The complex process of translation spelled out by Bulu Line: A West Kimberley Song Cycle – from a spirit being to Dyuŋgayan to Roe and Butcher Joe, to Ray Keogh to Stuart Cooke; from Nyigina to Broome English to Australian English; from oral production supplemented with gestures and sand drawings via tape recorders and notebooks to alphabetic script printed on paper – reinforces the idea that translation is emphatically never about reducing the number of mediations, nor indeed facilitating the transfer of meaning.

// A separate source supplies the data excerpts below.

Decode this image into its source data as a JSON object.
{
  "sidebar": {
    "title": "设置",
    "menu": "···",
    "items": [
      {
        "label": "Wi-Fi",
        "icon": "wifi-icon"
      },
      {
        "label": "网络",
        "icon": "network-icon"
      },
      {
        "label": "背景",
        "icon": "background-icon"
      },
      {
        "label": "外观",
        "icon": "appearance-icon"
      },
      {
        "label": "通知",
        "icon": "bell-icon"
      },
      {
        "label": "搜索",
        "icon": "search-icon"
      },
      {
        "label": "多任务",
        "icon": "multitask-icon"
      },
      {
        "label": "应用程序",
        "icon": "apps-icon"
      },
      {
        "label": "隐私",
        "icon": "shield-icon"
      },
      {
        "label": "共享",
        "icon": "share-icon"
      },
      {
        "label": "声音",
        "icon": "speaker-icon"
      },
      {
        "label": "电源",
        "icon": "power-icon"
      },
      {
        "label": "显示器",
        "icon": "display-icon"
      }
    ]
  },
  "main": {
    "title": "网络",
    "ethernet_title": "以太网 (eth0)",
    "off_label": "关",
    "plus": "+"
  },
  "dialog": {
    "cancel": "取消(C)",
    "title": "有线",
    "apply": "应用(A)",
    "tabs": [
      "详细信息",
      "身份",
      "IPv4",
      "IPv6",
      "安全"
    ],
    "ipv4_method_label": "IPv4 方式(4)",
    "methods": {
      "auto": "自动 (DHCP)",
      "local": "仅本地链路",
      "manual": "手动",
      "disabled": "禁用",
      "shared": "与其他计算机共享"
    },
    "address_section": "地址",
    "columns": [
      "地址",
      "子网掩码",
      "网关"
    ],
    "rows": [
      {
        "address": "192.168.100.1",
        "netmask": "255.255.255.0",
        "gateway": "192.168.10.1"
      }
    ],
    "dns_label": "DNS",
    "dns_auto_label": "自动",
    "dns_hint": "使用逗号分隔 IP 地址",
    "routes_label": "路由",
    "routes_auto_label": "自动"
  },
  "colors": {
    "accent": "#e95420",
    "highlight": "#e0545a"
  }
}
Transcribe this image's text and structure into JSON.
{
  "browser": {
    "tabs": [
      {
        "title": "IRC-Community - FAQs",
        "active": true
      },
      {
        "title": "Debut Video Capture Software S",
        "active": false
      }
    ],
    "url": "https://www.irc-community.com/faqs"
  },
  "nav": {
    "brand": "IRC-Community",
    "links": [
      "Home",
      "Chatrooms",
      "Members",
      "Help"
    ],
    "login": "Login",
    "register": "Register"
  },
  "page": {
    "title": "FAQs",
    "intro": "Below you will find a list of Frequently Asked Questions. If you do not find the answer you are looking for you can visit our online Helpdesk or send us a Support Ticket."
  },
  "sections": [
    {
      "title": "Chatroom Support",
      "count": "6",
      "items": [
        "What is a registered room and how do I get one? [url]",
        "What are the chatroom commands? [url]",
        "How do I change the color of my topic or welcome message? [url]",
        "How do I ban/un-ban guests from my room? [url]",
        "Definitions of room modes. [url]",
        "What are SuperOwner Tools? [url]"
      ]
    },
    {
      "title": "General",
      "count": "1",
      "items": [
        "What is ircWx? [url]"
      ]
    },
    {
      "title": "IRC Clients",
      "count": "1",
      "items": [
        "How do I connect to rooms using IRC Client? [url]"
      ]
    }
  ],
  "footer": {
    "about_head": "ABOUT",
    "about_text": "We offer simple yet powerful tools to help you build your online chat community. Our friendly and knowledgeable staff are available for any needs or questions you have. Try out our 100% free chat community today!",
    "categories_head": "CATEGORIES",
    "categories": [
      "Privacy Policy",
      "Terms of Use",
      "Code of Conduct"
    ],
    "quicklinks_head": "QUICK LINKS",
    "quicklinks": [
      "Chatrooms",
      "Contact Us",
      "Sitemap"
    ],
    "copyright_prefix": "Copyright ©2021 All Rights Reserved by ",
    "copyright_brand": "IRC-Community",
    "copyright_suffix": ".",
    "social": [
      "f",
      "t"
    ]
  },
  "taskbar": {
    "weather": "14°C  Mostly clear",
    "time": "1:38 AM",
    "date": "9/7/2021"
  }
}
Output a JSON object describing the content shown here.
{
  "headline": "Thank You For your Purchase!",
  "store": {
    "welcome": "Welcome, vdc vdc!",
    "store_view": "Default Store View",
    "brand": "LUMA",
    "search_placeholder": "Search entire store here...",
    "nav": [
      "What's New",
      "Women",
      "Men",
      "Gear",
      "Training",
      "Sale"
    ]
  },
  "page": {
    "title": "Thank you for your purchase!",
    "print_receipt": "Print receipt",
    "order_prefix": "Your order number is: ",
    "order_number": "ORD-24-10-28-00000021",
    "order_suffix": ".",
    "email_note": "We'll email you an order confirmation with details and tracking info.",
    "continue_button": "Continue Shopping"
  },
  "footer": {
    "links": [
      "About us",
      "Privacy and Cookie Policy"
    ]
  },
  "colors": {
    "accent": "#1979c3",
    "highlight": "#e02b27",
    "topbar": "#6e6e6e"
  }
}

I am reminded of my own process of watching stories translate between contexts and materialities in my own research. These stories of being with, performed on country, move through. They might offer a moment of fixedness/stability (Frans; Law 2004), otherwise, they draw on metaphor to metamorphose and translate into new forms, including oral stories. Just like the rainbow serpent creator beings that are said to have shaped parts of the Australian continent, stories too ‘dive and reappear in new places’ (Emerson in Levin 1999, p. 3). Stories make themselves visible in one manifestation or another: in country and through storytelling, before they disappear or transform into some other materiality: into transcripts, conversations of remembrance and onto paper. Following stories and metaphors as they reveal themselves as actors in my research, my task as the researcher is to ‘… seek to understand, and to watch what they’re up to’ (Nicholls 2013, p. 42). There can be no prior assumptions about what these actors do; as John Law (2004) states, actors as entities ‘… are not given, [instead] they emerge in relations [with other actors]’ (p. 102).

References:

Dyungayan, G & Cooke, S 2014, Bulu Line: A West Kimberley Song Cycle, Puncher &​ Wattmann, Glebe.

Law, J 2004, After Method: mess in social science research Routledge, Oxon.

Levin, J 1999, The poetics of transition: Emerson, pragmatism, and American literary modernism, Duke University Press, Durham, N.C.

Nicholls, A 2013, ‘Paper work’, Learning Communities: International Journal of Learning in Social Contexts, vol. 12, pp. 40-3.